The Mid-Tier Cluster This is where most people find themselves:
- Lloyds: £200 (BCWYC)
- Nationwide: £200 (BCWYC)
- First Direct: £200 (BCWYC)
- NatWest: £200 (BCWYC)
- RBS: £200 (BCWYC)
- Earn up to £200 (uSwitch)
These are solid, predictable offers. You'll recognise these banks. They're reliable. The £200 figure is what you'll commonly see across the major comparison sites, though some retailers occasionally advertise "up to £200," which usually means the actual amount depends on credit checks or account setup.
The Secondary Tier If you've already done several switches this year and need to be selective:
- HSBC: £175 (BCWYC)
- TSB: £175 (BCWYC)
- Halifax: £125 (BCWYC)
These aren't shabby—£175 is still respectable—but they're less attractive when you can get £200 elsewhere.
Higher Interest Accounts There's also mention of some high-interest current accounts offering up to £1,500 through uSwitch, though these usually come with specific conditions: you need to pay in a minimum amount monthly (often £1,000-£2,500), and the bonus depends on your credit rating.
How to Choose Your Best Switch
December switching isn't just about grabbing the biggest number. Three things matter:
1. Cooling-Off Timing
This is the December trap nobody talks about until they're stuck in it. When you switch, you get a 14-day cooling-off period. You can't switch again until that period's finished. So if you switch on December 15th, your cooling-off runs until December 29th. You can't do a second switch until January.
That sounds fine—just switch now. But here's the problem: January's bonus landscape often changes. Some banks drop their offers in January. Some improve them. If you're planning to chain three switches together, you need to account for the calendar.
What to do: If you want to do multiple switches, start now. Switch to your first choice bank immediately. Get the cooling-off period running. It'll finish before New Year, and you'll be able to chain into a second switch in early January whilst the New Year wave of offers is still live.
2. Direct Debit Requirements
Most bonuses now require you to set up at least one direct debit. This is genuinely easy—it can be anything from a £1/month subscription to a utility bill. We've written about finding cheap direct debits for bank switch bonuses in detail, but the quick version: you can set up a qualifying direct debit within days.
Some banks are stricter. Santander's £500 might require two direct debits. Check the terms on the comparison site before you click through.
3. Your Current Credit Position
If your credit file has had hits recently, the "up to £200" offers might come through lower.
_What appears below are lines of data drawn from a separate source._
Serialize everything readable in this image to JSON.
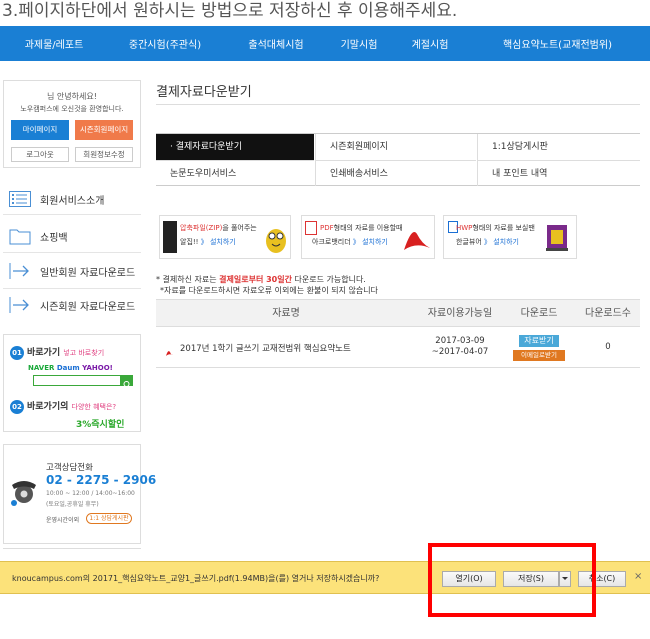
{
  "instruction": "3.페이지하단에서 원하시는 방법으로 저장하신 후 이용해주세요.",
  "topnav": [
    "과제물/레포트",
    "중간시험(주관식)",
    "출석대체시험",
    "기말시험",
    "계절시험",
    "핵심요약노트(교재전범위)"
  ],
  "login": {
    "greet1": "님 안녕하세요!",
    "greet2": "노우캠퍼스에 오신것을 환영합니다.",
    "my_page": "마이페이지",
    "season_page": "시즌회원페이지",
    "logout": "로그아웃",
    "edit_info": "회원정보수정"
  },
  "side_menu": [
    "회원서비스소개",
    "쇼핑백",
    "일반회원 자료다운로드",
    "시즌회원 자료다운로드"
  ],
  "promo": {
    "line1_prefix": "바로가기",
    "line1_suffix": "넣고 바로찾기",
    "line2_prefix": "바로가기의",
    "line2_suffix": "다양한 혜택은?",
    "discount": "3%즉시할인",
    "naver": "NAVER",
    "daum": "Daum",
    "yahoo": "YAHOO!",
    "search_icon": "search-icon"
  },
  "cs": {
    "title": "고객상담전화",
    "phone": "02 - 2275 - 2906",
    "hours": "10:00 ~ 12:00 / 14:00~16:00",
    "hours_note": "(토요일,공휴일 휴무)",
    "off_hours": "운영시간이외",
    "board": "1:1 상담게시판"
  },
  "main": {
    "title": "결제자료다운받기",
    "tabs": [
      "결제자료다운받기",
      "시즌회원페이지",
      "1:1상담게시판",
      "논문도우미서비스",
      "인쇄배송서비스",
      "내 포인트 내역"
    ],
    "info1": {
      "line1_red": "압축파일(ZIP)",
      "line1_rest": "을 풀어주는",
      "line2": "알집!!",
      "link": "》 설치하기"
    },
    "info2": {
      "line1_red": "PDF",
      "line1_rest": "형태의 자료를 이용할때",
      "line2": "아크로뱃리더",
      "link": "》 설치하기"
    },
    "info3": {
      "line1_red": "HWP",
      "line1_rest": "형태의 자료를 보실땐",
      "line2": "한글뷰어",
      "link": "》 설치하기"
    },
    "notice1_prefix": "* 결제하신 자료는",
    "notice1_red": "결제일로부터 30일간",
    "notice1_suffix": "다운로드 가능합니다.",
    "notice2": "*자료를 다운로드하시면 자료오류 이외에는 환불이 되지 않습니다",
    "table": {
      "headers": [
        "자료명",
        "자료이용가능일",
        "다운로드",
        "다운로드수"
      ],
      "rows": [
        {
          "name": "2017년 1학기 글쓰기 교재전범위 핵심요약노트",
          "date_from": "2017-03-09",
          "date_to": "~2017-04-07",
          "download_btn": "자료받기",
          "mail_btn": "이메일로받기",
          "count": "0"
        }
      ]
    }
  },
  "download_bar": {
    "site": "knoucampus.com",
    "message_mid": "의",
    "filename": "20171_핵심요약노트_교양1_글쓰기.pdf",
    "size": "(1.94MB)",
    "message_end": "을(를) 열거나 저장하시겠습니까?",
    "open": "열기(O)",
    "save": "저장(S)",
    "cancel": "취소(C)",
    "close": "×"
  }
}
Banks do hard credit checks. They won't tell you exactly what you'll get until you apply—they'll say "up to £200" and then you'll find out whether you hit that ceiling.
If your credit's solid, don't worry. You'll get the full amount. If you've had a few searches lately, you might want to pick a bank with a fixed offer (like Lloyds at guaranteed £200) rather than a variable one.
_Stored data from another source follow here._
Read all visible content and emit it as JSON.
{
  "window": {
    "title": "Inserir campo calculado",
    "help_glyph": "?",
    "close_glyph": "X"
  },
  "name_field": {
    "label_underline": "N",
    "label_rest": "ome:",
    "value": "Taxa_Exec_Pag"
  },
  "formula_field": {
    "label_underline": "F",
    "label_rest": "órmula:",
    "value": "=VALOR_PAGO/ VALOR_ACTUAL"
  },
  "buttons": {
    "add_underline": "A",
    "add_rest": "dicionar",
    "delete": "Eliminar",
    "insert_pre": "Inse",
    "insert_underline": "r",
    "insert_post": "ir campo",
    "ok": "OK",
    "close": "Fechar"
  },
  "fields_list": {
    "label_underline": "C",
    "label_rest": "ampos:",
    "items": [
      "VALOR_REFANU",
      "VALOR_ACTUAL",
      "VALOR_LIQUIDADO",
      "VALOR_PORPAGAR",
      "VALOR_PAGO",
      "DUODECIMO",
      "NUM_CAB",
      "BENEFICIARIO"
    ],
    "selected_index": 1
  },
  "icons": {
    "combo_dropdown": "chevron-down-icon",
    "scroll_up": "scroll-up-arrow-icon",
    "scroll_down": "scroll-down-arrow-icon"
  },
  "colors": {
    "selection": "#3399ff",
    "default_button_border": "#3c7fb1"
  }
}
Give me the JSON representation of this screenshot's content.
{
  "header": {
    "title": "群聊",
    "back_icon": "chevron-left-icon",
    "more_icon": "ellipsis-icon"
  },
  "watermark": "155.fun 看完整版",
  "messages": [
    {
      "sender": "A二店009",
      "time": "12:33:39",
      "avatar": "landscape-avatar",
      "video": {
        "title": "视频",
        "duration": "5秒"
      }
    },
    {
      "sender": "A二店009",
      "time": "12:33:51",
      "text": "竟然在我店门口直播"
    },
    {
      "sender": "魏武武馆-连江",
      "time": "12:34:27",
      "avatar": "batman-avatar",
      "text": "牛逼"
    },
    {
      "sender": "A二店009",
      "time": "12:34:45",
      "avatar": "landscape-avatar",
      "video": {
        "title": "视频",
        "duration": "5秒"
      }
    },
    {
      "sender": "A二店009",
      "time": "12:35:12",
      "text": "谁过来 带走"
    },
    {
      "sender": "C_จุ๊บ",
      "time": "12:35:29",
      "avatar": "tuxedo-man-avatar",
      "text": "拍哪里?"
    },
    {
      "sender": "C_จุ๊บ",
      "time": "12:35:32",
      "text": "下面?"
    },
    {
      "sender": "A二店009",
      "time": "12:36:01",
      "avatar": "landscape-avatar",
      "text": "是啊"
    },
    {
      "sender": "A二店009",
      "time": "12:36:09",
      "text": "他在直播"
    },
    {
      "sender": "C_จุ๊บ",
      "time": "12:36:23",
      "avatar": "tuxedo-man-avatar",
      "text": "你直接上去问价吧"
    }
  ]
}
Beyond the Bonus: The December Earnings Stack
Here's what separates people making £200-300 from people making £800+ from their banking:
Interest Rates on Your Balance Once you've got the bonus in the account, it's dead weight unless you're earning interest on it. Some current accounts offer 0.25%, some 1%, some 5% on balances up to £1,000. By December, you should be checking what the account actually earns before you switch, not just what it gives. That £500 Santander bonus becomes mediocre if the account pays nothing on your balance for the next 12 months.
Regular Savers for Year-End December's your last chance to open a regular saver for this tax year. Many banks offer 5-8% on money you save regularly (usually capped at £200-400/month). If you open one now, you can lock in rates for the next 12 months before deciding whether to switch banks in 2026.
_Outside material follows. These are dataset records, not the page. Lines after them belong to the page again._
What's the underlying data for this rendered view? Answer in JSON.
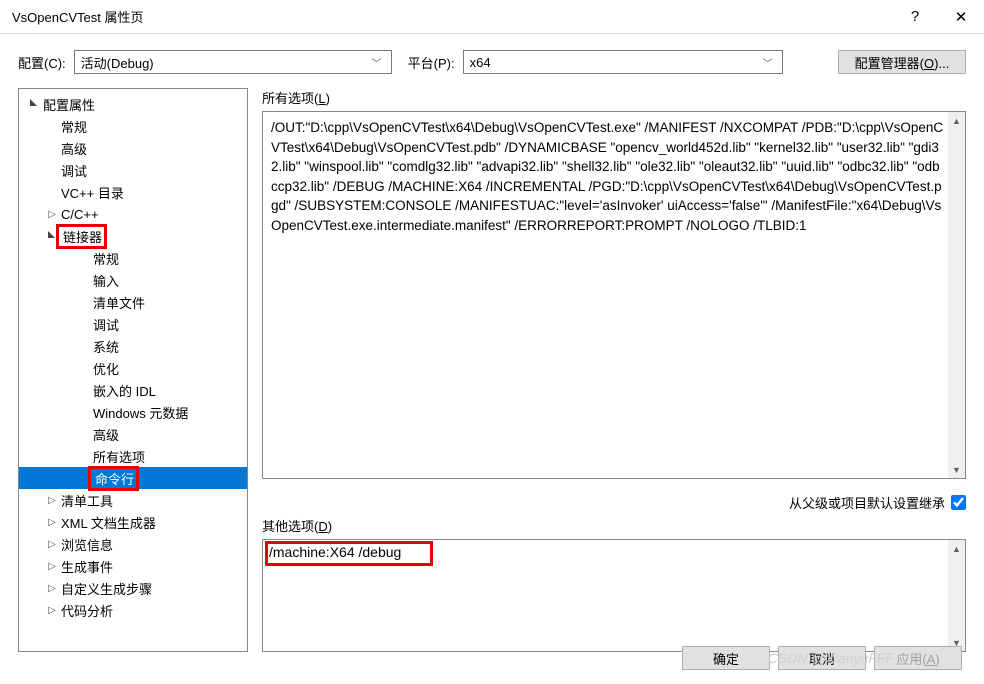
{
  "window": {
    "title": "VsOpenCVTest 属性页",
    "help": "?",
    "close": "✕"
  },
  "header": {
    "config_label": "配置(C):",
    "config_value": "活动(Debug)",
    "platform_label": "平台(P):",
    "platform_value": "x64",
    "manager_btn": "配置管理器(O)..."
  },
  "tree": [
    {
      "l": "配置属性",
      "depth": 0,
      "exp": "▢◣"
    },
    {
      "l": "常规",
      "depth": 1
    },
    {
      "l": "高级",
      "depth": 1
    },
    {
      "l": "调试",
      "depth": 1
    },
    {
      "l": "VC++ 目录",
      "depth": 1
    },
    {
      "l": "C/C++",
      "depth": 1,
      "exp": "▷"
    },
    {
      "l": "链接器",
      "depth": 1,
      "exp": "▢◣",
      "red": true
    },
    {
      "l": "常规",
      "depth": 2
    },
    {
      "l": "输入",
      "depth": 2
    },
    {
      "l": "清单文件",
      "depth": 2
    },
    {
      "l": "调试",
      "depth": 2
    },
    {
      "l": "系统",
      "depth": 2
    },
    {
      "l": "优化",
      "depth": 2
    },
    {
      "l": "嵌入的 IDL",
      "depth": 2
    },
    {
      "l": "Windows 元数据",
      "depth": 2
    },
    {
      "l": "高级",
      "depth": 2
    },
    {
      "l": "所有选项",
      "depth": 2
    },
    {
      "l": "命令行",
      "depth": 2,
      "sel": true,
      "red": true
    },
    {
      "l": "清单工具",
      "depth": 1,
      "exp": "▷"
    },
    {
      "l": "XML 文档生成器",
      "depth": 1,
      "exp": "▷"
    },
    {
      "l": "浏览信息",
      "depth": 1,
      "exp": "▷"
    },
    {
      "l": "生成事件",
      "depth": 1,
      "exp": "▷"
    },
    {
      "l": "自定义生成步骤",
      "depth": 1,
      "exp": "▷"
    },
    {
      "l": "代码分析",
      "depth": 1,
      "exp": "▷"
    }
  ],
  "all_options": {
    "label": "所有选项(L)",
    "text": "/OUT:\"D:\\cpp\\VsOpenCVTest\\x64\\Debug\\VsOpenCVTest.exe\" /MANIFEST /NXCOMPAT /PDB:\"D:\\cpp\\VsOpenCVTest\\x64\\Debug\\VsOpenCVTest.pdb\" /DYNAMICBASE \"opencv_world452d.lib\" \"kernel32.lib\" \"user32.lib\" \"gdi32.lib\" \"winspool.lib\" \"comdlg32.lib\" \"advapi32.lib\" \"shell32.lib\" \"ole32.lib\" \"oleaut32.lib\" \"uuid.lib\" \"odbc32.lib\" \"odbccp32.lib\" /DEBUG /MACHINE:X64 /INCREMENTAL /PGD:\"D:\\cpp\\VsOpenCVTest\\x64\\Debug\\VsOpenCVTest.pgd\" /SUBSYSTEM:CONSOLE /MANIFESTUAC:\"level='asInvoker' uiAccess='false'\" /ManifestFile:\"x64\\Debug\\VsOpenCVTest.exe.intermediate.manifest\" /ERRORREPORT:PROMPT /NOLOGO /TLBID:1"
  },
  "inherit": {
    "label": "从父级或项目默认设置继承",
    "checked": true
  },
  "other_options": {
    "label": "其他选项(D)",
    "text": "/machine:X64 /debug"
  },
  "buttons": {
    "ok": "确定",
    "cancel": "取消",
    "apply": "应用(A)"
  },
  "watermark": "CSDN @XianyuFFF"
}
Stoozing Before Year-End This is tactical. If you're planning to use a 0% credit card to earn interest on the switching bonus (by moving it to a savings account), you've got about four weeks before the tax year changes. Rates might move. Do it before January if you're planning to do it at all.
December-Specific Considerations
The Year-End Timing Trap If a bonus is supposed to land in your account by a specific date and Christmas/New Year falls during that window, banks often slow down. Some bonuses that should land in 7-10 days might take 15 if you're unlucky. Request them early. Aim to complete your application by December 10th if you want it to definitely land before New Year.
Tax on Interest and Bonuses UK bonuses aren't taxed. Bonuses from switching aren't counted as income. That's nice. But the interest you earn on those bonuses is taxed. If you're a higher-rate taxpayer, you're paying 40% tax on interest above your personal savings allowance. Some people deliberately don't put switching bonuses in interest-bearing accounts for that reason.
Cooling-Off Into January Christmas Eve, Christmas Day, Boxing Day—banks are still processing cooling-off periods during this time, but it'll be slow. Don't switch on December 24th expecting to switch again by December 31st. You probably can't. The calendar works against you. Plan your switches to finish by December 20th if you want to chain them, or wait until January 2nd if you're not in a rush.
What You Should Do Right Now
- Check the live offers page to see what's available this week. Offers move faster than I can type.
- Pick the best offer for your situation. If you've never switched, Santander's £500 is compelling. If you're chaining switches, start with Lloyds or Nationwide at £200 to keep your credit file clean.
- Set up a cheap direct debit if you don't have one already. This usually takes 5 minutes online.
- Apply before December 10th so the bonus lands before the year ends.
- Check what interest the account pays. The bonus matters. The rate matters more if you're keeping money in there for a year.
- Consider a regular saver if you can afford to move £200-400/month. Locking in 5-8% now beats waiting for 2026.
If you're not sure whether switching is right for you right now, use our eligibility checker to see if you qualify. Credit checks are soft and won't hurt your score.
Common Questions
Can I do multiple switches in December and still chain them into January? Yes, if you start now. You need your cooling-off period to finish by December 31st. That means you need to switch by around December 17th at the latest. If you're switching on December 20th, your cooling-off runs until January 3rd, so your next switch can't complete until the second week of January.
Will my credit score drop if I switch banks? Switching itself involves a hard credit check, which shows on your file. But switching is recognised as a normal financial activity—not reckless borrowing. One or two switches won't materially hurt you. Three in quick succession might lower your score by 5-10 points temporarily. For most people, it doesn't matter. For people applying for a mortgage in the next few months, it might.
What if the bonus doesn't arrive by the date they say it will? Banks usually give themselves 5-10 working days, but that excludes weekends and bank holidays. If your bonus doesn't land within the time they promised, contact them. They track this obsessively—they're usually quick to fix it. But don't panic if it takes until January if you applied in late December.
Is stoozing still worth it in December 2025? It depends on interest rates and your credit card offers. Base rate is where it is. Savings accounts are paying what they're paying. You can still move a switching bonus to a savings account and use a 0% card to fund spending, but the maths are tighter than they were in 2022-23. Check the numbers for your specific situation before you assume it's worth the hassle.
Can couples double their bonuses by switching jointly? Yes. If you're in a joint relationship and have a joint account, you can both switch individually and claim bonuses on the same account, or you can open a joint switching account and claim the bonus once. Many couples do both—one switches the joint account, the other switches their personal account at a different bank. That's two bonuses right there.